I am having a terrible time trying to replace values in a numpy array and running up against a very strange behavior I was hoping someone could explain. Essentially I want to do a crossing over operation in a genetic algorithm. Here's a simple example. I have a 2 X 10 array, and want all the values in row 1 up to column 5 to be swapped with the values in row 2 up to column 5. Here's the code:
z=np.random.uniform(low=0,high=1,size=(2,10))
zcopy = z
print z
[[ 0.77488523 0.39966358 0.63233664 0.77093136 0.04102615 0.98984184
0.43402537 0.0910648 0.28037032 0.76654885]
[ 0.49980878 0.28161905 0.71972029 0.01208004 0.87851569 0.16853681
0.96325992 0.90886083 0.12344231 0.83665396]]
z[1,range(4)] = zcopy[0,range(4)]
print z
[[ 0.77488523 0.39966358 0.63233664 0.77093136 0.04102615 0.98984184
0.43402537 0.0910648 0.28037032 0.76654885]
[ 0.77488523 0.39966358 0.63233664 0.77093136 0.87851569 0.16853681
0.96325992 0.90886083 0.12344231 0.83665396]]

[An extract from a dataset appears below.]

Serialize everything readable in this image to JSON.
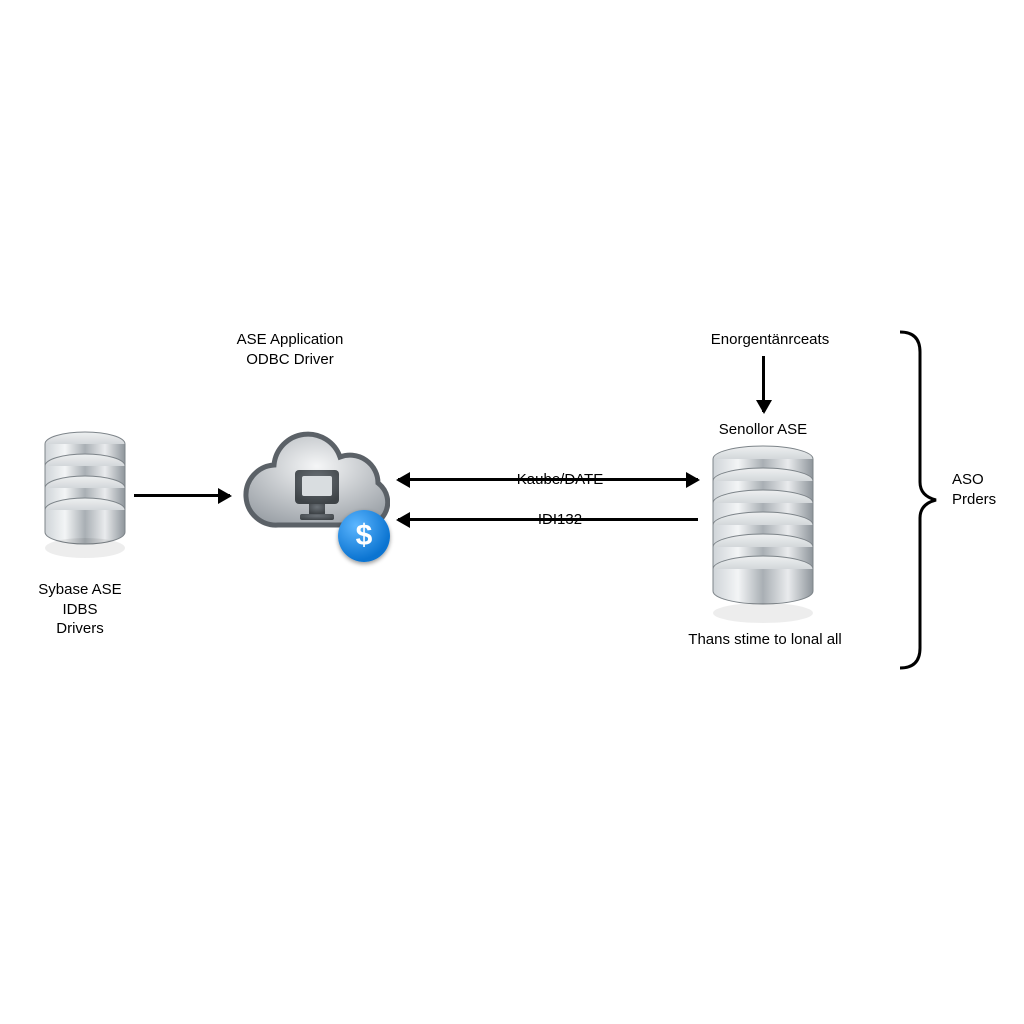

As you can see it's just copied all of row 1 into both rows. But, if I don't specify a subset of another array but just give it say integers it works perfectly
z[1,range(4)] = range(4)
print z
[[ 0.77488523 0.39966358 0.63233664 0.77093136 0.04102615 0.98984184
0.43402537 0.0910648 0.28037032 0.76654885]
[ 0. 1. 2. 3. 0.87851569 0.16853681
0.96325992 0.90886083 0.12344231 0.83665396]]
I'm rather perplexed. Does anyone have any idea how to work around this?